İhraççılar, borç ödeme maliyetlerini azaltmak için uluslararası kalkınma bankaları gibi kuruluşlardan, garantiler gibi karma finansman (blended finance) fırsatları arayabilir ve elde edilen avantajların nihai yararlanıcılara aktarımını sağlayabilirler. İslami finans yatırımcılarına ulaşmak için sürdürülebilir sukuk formatında ihraç yapılmasının mümkün olup olmadığı değerlendirilebilir.
Ayrıca, politika belirleyiciler, yerel yatırımcılara bu sürdürülebilir tahvillere yatırım yapmaları için teşvikler sunmayı düşünebilir. Hükümet, sigorta şirketleri ve emeklilik fon varlıklarının belirli bir yüzdesini bu programa yönlendirmelerini değerlendirebilir. Bankalar da fazla sermaye rezervleri ile yatırımları desteklemenin ve menkul kıymetlendirilmiş ihraç seçeneğinin avantajlarını değerlendirebilirler.
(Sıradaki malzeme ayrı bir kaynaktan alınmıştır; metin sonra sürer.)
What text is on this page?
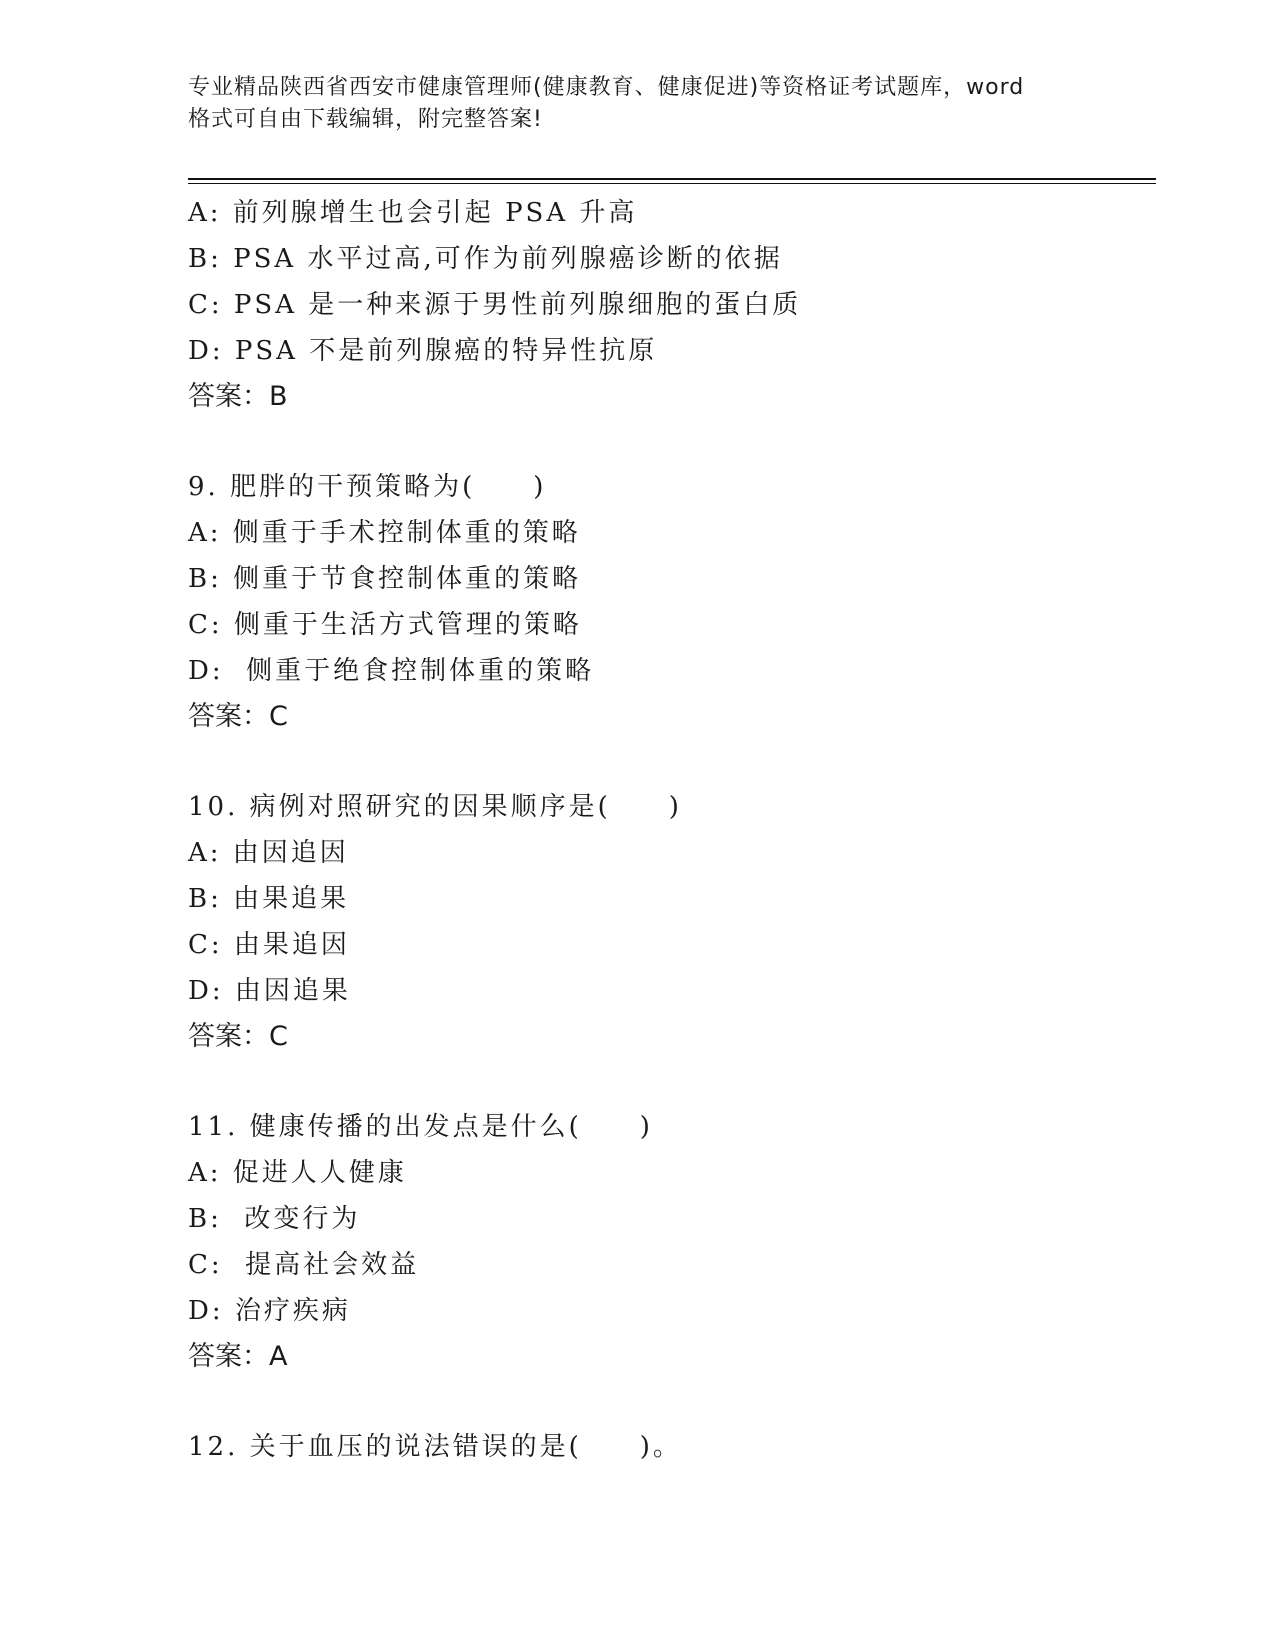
专业精品陕西省西安市健康管理师(健康教育、健康促进)等资格证考试题库，word
格式可自由下载编辑，附完整答案!
A: 前列腺增生也会引起 PSA 升高
B: PSA 水平过高,可作为前列腺癌诊断的依据
C: PSA 是一种来源于男性前列腺细胞的蛋白质
D: PSA 不是前列腺癌的特异性抗原
答案：B
9. 肥胖的干预策略为(　　)
A: 侧重于手术控制体重的策略
B: 侧重于节食控制体重的策略
C: 侧重于生活方式管理的策略
D:  侧重于绝食控制体重的策略
答案：C
10. 病例对照研究的因果顺序是(　　)
A: 由因追因
B: 由果追果
C: 由果追因
D: 由因追果
答案：C
11. 健康传播的出发点是什么(　　)
A: 促进人人健康
B:  改变行为
C:  提高社会效益
D: 治疗疾病
答案：A
12. 关于血压的说法错误的是(　　)。
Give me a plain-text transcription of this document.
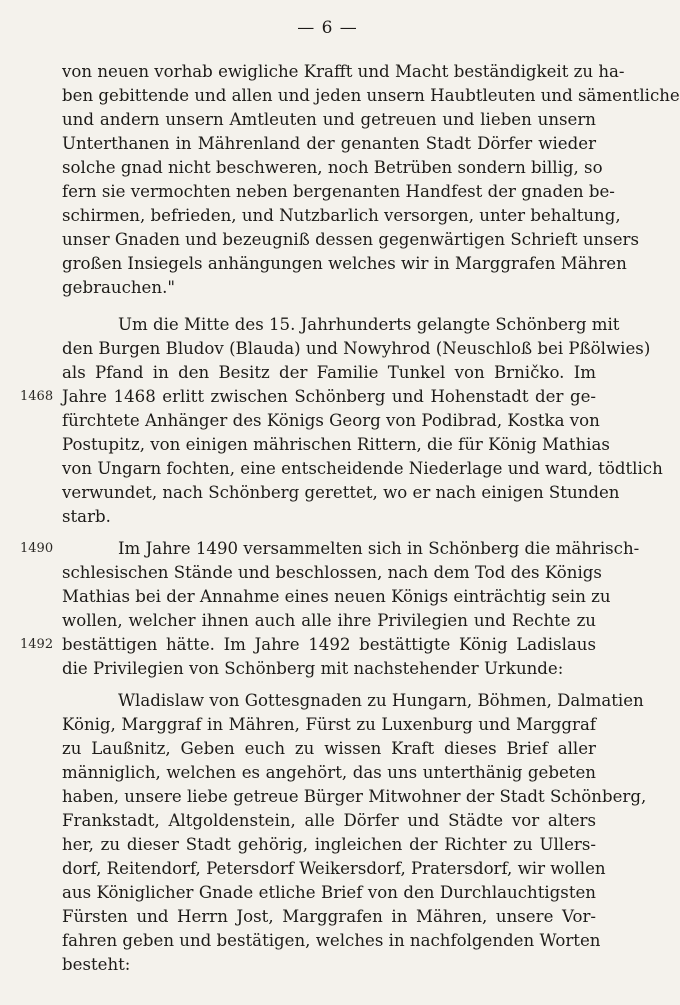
— 6 —
1468
1490
1492
von neuen vorhab ewigliche Krafft und Macht beständigkeit zu ha-
ben gebittende und allen und jeden unsern Haubtleuten und sämentliche
und andern unsern Amtleuten und getreuen und lieben unsern
Unterthanen in Mährenland der genanten Stadt Dörfer wieder
solche gnad nicht beschweren, noch Betrüben sondern billig, so
fern sie vermochten neben bergenanten Handfest der gnaden be-
schirmen, befrieden, und Nutzbarlich versorgen, unter behaltung,
unser Gnaden und bezeugniß dessen gegenwärtigen Schrieft unsers
großen Insiegels anhängungen welches wir in Marggrafen Mähren
gebrauchen."
Um die Mitte des 15. Jahrhunderts gelangte Schönberg mit
den Burgen Bludov (Blauda) und Nowyhrod (Neuschloß bei Pßölwies)
als Pfand in den Besitz der Familie Tunkel von Brničko. Im
Jahre 1468 erlitt zwischen Schönberg und Hohenstadt der ge-
fürchtete Anhänger des Königs Georg von Podibrad, Kostka von
Postupitz, von einigen mährischen Rittern, die für König Mathias
von Ungarn fochten, eine entscheidende Niederlage und ward, tödtlich
verwundet, nach Schönberg gerettet, wo er nach einigen Stunden
starb.
Im Jahre 1490 versammelten sich in Schönberg die mährisch-
schlesischen Stände und beschlossen, nach dem Tod des Königs
Mathias bei der Annahme eines neuen Königs einträchtig sein zu
wollen, welcher ihnen auch alle ihre Privilegien und Rechte zu
bestättigen hätte. Im Jahre 1492 bestättigte König Ladislaus
die Privilegien von Schönberg mit nachstehender Urkunde:
Wladislaw von Gottesgnaden zu Hungarn, Böhmen, Dalmatien
König, Marggraf in Mähren, Fürst zu Luxenburg und Marggraf
zu Laußnitz, Geben euch zu wissen Kraft dieses Brief aller
männiglich, welchen es angehört, das uns unterthänig gebeten
haben, unsere liebe getreue Bürger Mitwohner der Stadt Schönberg,
Frankstadt, Altgoldenstein, alle Dörfer und Städte vor alters
her, zu dieser Stadt gehörig, ingleichen der Richter zu Ullers-
dorf, Reitendorf, Petersdorf Weikersdorf, Pratersdorf, wir wollen
aus Königlicher Gnade etliche Brief von den Durchlauchtigsten
Fürsten und Herrn Jost, Marggrafen in Mähren, unsere Vor-
fahren geben und bestätigen, welches in nachfolgenden Worten
besteht:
Tahvil ihracının maliyetli bir süreç olduğu doğrudur. Ancak bu maliyet, alternatif hacimde ve hizda bir finansman kaynağının mevcut olmaması durumunda, İstanbul ve çevresinde yakın zamanda beklenen büyük bir depremin insani ve ekonomik sonuçlarıyla kıyaslanarak ele alınmalıdır. İklim değişikliği ile mücadele de aynı bakış açısıyla değerlendirilmelidir.